I’m also very, very delighted that–as much as possible–I teach the play that’s going to be done in the summer in Senior College. It is so much fun to talk to grown-ups about Shakespeare. I mean, it really is, and I can take that back to Riverside. I think the talkbacks are part of that same thing.

JGL: A lot of people know you through Senior College and Riverside’s Talkbacks. How do you approach each talkback—in coming up with your questions and your process?

PROFESSOR GILBERT: The thing is that—with a talkback as Riverside has developed—you want to draw on the experience of the actors and the director as much as possible. What can they say in addition to what we’ve already seen?

This is always a good question: What did you find particularly challenging? Where did you, or do you, have trouble with this? I like to ask that question, not because I want to make people uncomfortable, but because I think that if you can pinpoint where you are having difficulties and how you tried to solve them, you are opening up your thinking process for those of us listening, which is what we’re after.

Miriam Gilbert leading a talkback for "A Walk in the Woods"

It’s similar for the director. What was the most difficult moment for you in this play? What problems were you solving? Or the other question that always works: What really appealed to you about this play? Why did you want to do this play, for directors, or, for actors, what is it about this character that you really enjoy doing? So you go for the high points, and they’re all versions of that question.

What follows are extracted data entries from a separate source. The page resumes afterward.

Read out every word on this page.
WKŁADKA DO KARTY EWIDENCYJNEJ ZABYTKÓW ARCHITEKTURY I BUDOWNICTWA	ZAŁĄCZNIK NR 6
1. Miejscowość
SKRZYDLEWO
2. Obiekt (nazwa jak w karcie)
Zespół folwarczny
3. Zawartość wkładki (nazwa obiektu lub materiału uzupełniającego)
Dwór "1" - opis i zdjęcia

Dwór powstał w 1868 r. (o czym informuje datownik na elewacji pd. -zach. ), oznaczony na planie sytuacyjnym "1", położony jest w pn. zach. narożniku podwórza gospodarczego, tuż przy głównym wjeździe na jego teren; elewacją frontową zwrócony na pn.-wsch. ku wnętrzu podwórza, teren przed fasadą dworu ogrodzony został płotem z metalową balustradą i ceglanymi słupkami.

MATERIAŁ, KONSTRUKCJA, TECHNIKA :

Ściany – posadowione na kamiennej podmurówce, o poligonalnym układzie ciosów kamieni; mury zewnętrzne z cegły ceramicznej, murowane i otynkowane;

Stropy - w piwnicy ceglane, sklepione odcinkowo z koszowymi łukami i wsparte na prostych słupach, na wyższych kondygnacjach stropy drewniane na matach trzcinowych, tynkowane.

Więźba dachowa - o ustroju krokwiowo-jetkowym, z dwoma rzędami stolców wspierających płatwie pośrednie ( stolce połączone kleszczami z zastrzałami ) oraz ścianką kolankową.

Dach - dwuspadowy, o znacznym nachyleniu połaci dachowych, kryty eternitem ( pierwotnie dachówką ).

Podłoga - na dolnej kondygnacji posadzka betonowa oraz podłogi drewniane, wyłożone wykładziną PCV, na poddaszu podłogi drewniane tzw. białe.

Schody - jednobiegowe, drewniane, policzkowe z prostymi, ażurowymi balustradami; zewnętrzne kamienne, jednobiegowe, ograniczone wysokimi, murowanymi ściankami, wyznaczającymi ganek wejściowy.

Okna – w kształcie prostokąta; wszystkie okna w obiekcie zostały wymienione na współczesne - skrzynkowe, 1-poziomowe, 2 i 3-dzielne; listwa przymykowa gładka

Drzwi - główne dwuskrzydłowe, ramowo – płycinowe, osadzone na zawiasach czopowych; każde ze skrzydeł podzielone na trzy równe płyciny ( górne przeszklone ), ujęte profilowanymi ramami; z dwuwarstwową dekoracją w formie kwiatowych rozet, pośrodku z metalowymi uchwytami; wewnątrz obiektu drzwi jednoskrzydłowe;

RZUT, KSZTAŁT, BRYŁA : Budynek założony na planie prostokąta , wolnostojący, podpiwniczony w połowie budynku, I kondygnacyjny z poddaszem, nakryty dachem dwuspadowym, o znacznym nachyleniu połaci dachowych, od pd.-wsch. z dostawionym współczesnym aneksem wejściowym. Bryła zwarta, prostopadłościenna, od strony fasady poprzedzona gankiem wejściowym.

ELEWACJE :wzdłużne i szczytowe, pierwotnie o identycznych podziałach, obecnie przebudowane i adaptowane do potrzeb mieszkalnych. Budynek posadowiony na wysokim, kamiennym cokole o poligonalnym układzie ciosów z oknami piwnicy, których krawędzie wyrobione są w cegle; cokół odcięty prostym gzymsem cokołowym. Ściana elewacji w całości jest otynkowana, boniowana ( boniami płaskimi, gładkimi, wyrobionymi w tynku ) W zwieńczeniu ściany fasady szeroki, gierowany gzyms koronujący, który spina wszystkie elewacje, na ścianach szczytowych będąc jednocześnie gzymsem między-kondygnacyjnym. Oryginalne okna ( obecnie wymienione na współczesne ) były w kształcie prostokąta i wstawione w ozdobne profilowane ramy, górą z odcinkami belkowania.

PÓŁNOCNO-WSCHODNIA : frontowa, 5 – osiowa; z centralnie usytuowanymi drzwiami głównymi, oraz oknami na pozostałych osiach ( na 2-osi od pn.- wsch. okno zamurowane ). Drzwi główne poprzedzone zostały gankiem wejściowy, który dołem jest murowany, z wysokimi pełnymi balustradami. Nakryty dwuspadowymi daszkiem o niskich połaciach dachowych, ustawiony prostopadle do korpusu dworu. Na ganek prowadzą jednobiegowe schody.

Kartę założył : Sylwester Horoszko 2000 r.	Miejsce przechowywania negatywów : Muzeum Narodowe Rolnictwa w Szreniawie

You want to honor the individual, and you want that individual to connect the larger audience out there with the performance we’ve just seen. I see what the performance has been—the finished product. The talkback lets us go backstage to the rehearsal process…in the end we get a more complete picture of the whole performance. 

JGL: What have been some of your favorite performances you’ve seen at Riverside? 

PROFESSOR GILBERT: Oh, golly, golly. I remember when they did Wit and The Price, and when Tim Budd did the one-man show Every Brilliant Thing, I was keen on that one. It’s hard to remember all the goodies.

I loved A Walk in the Woods and The Trip to Bountiful, — that was just a season ago. It was a play I should have known and didn’t, and it also had Jody back on stage — it was the simplicity of the play.

People I’ve seen all the time, and then people I’ve never seen before, they’re part of my favorite performances. I love the fact that Adam is always looking out for actors. He likes to work with actors that are here but he’s also auditioning actors from other places, so that’s special, just seeing the variety and how many good people we’ve got around town.

When it comes to Riverside, it’s the experience and it’s the way in which Riverside both gives me something that I know and still surprises me.